またレベル4の高度な知識や技能をもっているエンジニアは全体のおよそ四分の一います。
しかしレベル5になると一気に減り、ハイエンドプレイヤーが足りていないことがわかります。
平均を出すと日本は3.17であり、これは日本、アメリカ、インド、中国、インドネシア、ベトナム、タイ、韓国の8ヶ国の中で日本は7番目となります。

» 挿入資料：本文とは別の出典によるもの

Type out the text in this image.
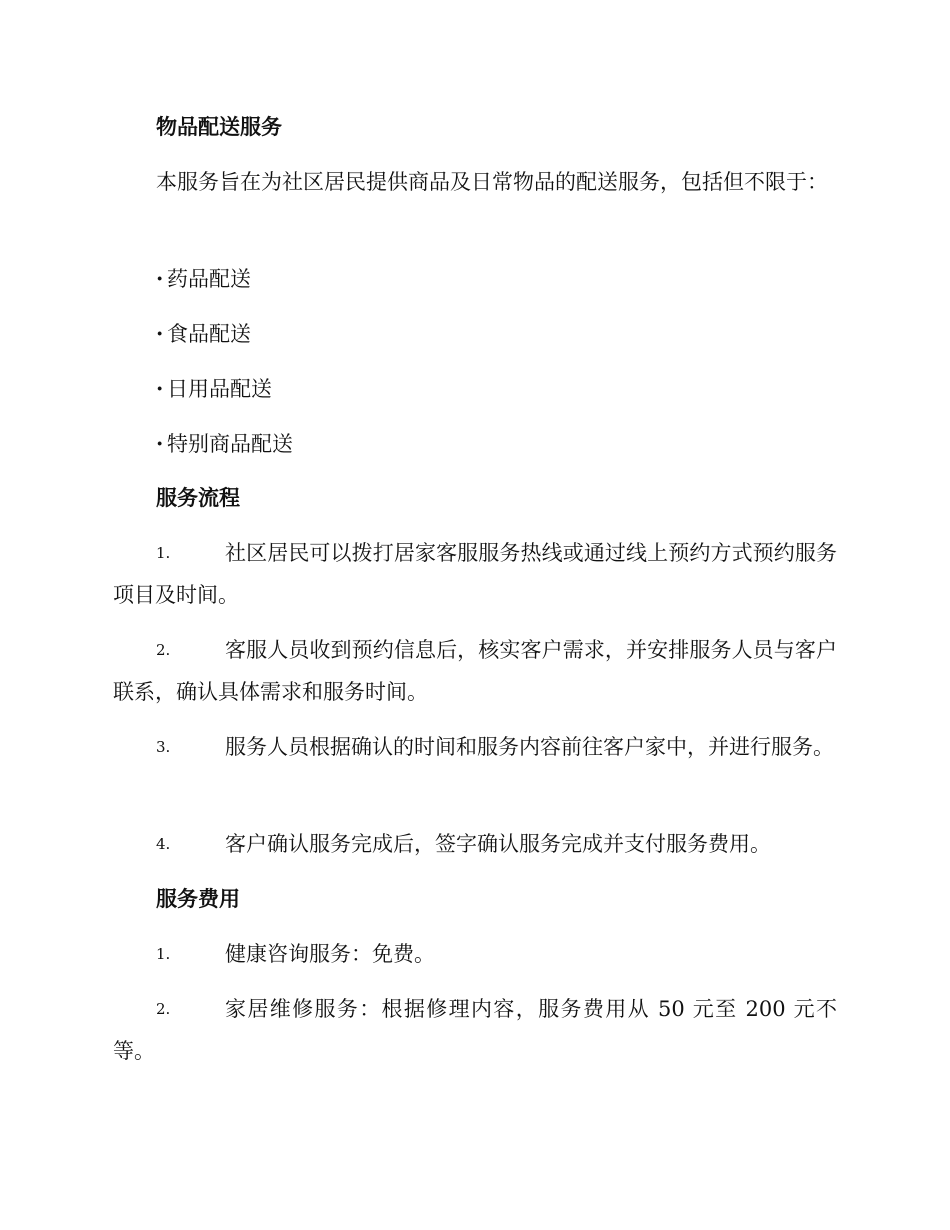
物品配送服务
本服务旨在为社区居民提供商品及日常物品的配送服务，包括但不限于：
· 药品配送
· 食品配送
· 日用品配送
· 特别商品配送
服务流程
1.	社区居民可以拨打居家客服服务热线或通过线上预约方式预约服务项目及时间。
2.	客服人员收到预约信息后，核实客户需求，并安排服务人员与客户联系，确认具体需求和服务时间。
3.	服务人员根据确认的时间和服务内容前往客户家中，并进行服务。
4.	客户确认服务完成后，签字确认服务完成并支付服务费用。
服务费用
1.	健康咨询服务：免费。
2.	家居维修服务：根据修理内容，服务费用从 50 元至 200 元不等。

アメリカが平均4を超えている他、東南アジアであるインドネシアやベトナム、タイも日本よりスキルが高いのがわかります。
1位 アメリカ(平均レベル4.05)
2位 インド(平均レベル3.90)
3位 中国(平均レベル3.58)
4位 インドネシア(平均レベル3.43)
5位 ベトナム(平均レベル3.31)
6位 タイ(平均レベル3.21)
7位 日本(平均レベル3.17)
8位 韓国(平均レベル3.14)
参考:経済産業省の資料『IT人材育成の状況等について』
経済産業省の資料『IT人材育成の状況等について』において、このレベルの数値が日本は世界と比較をしてもハイエンドな人材が足りていないことをおわかりいただけるでしょう。
給与との関係
同じく経済産業省の資料『IT人材育成の状況等について』にて、それぞれの国において現在の職で納得のいく給与を受け取っているかのアンケートをした結果を見ることができます。

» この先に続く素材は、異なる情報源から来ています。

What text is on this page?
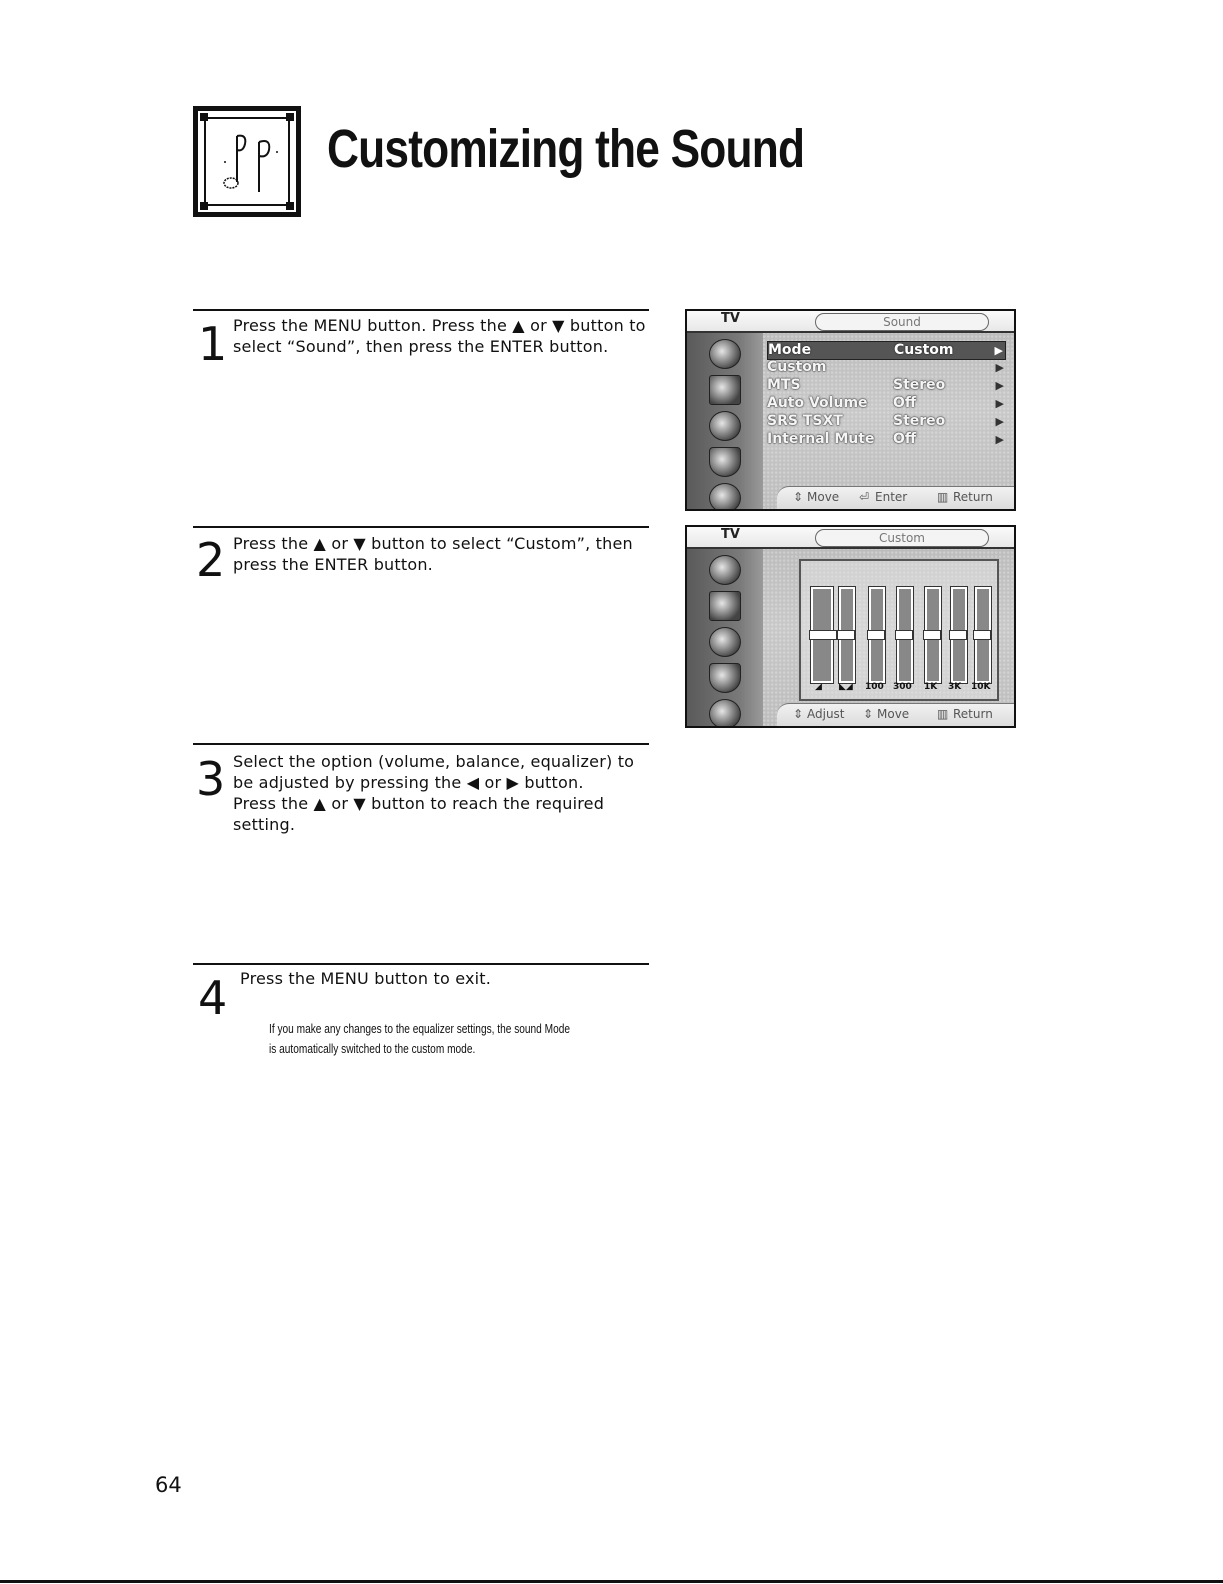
Customizing the Sound
1 Press the MENU button. Press the ▲ or ▼ button to
select “Sound”, then press the ENTER button.
2 Press the ▲ or ▼ button to select “Custom”, then
press the ENTER button.
3 Select the option (volume, balance, equalizer) to
be adjusted by pressing the ◀ or ▶ button.
Press the ▲ or ▼ button to reach the required
setting.
4 Press the MENU button to exit.
If you make any changes to the equalizer settings, the sound Mode
is automatically switched to the custom mode.
TV	Sound
Mode	Custom	▶
Custom	▶
MTS	Stereo	▶
Auto Volume Off	▶
SRS TSXT	Stereo	▶
Internal Mute Off	▶
⇕ Move ⏎ Enter ▥ Return
TV	Custom
◢ ◣◢ 100 300 1K 3K 10K
⇕ Adjust ⇕ Move ▥ Return
64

先ほどと同じように、これは日本、アメリカ、インド、中国、インドネシア、ベトナム、タイ、韓国の8カ国でこの数字を比較するとなんと日本は最下位です。
わずか4%しか報酬に納得できていません。
1位 アメリカ(51.2%)
2位 インド(47.4%)
3位 インドネシア(30.8%)
4位 ベトナム(30.3%)
5位 タイ(27.8%)
6位 中国(15.0%)
7位 韓国(6.4%)
8位 日本(4.0%)
参考:経済産業省の資料『IT人材育成の状況等について』
アメリカが半分以上、インドも半分近くが満足しているのにこの差は歴然としているのがおわかりいただけるでしょう。
日本のIT人材のレベルは世界に比べて低い
ここまで日本人材のレベルに関して説明してきました。
平均的な技術を持つ人材は多いのですが、それ以上の人材となると一気に人数が減ります。
このことに関連し、給与も満足できていないことがあげられます。
これからITの業務はさらに需要が高くなることが予想されています。
しかし人材の育成のほか、受け入れ先の環境に関しても見直す必要がありそうです。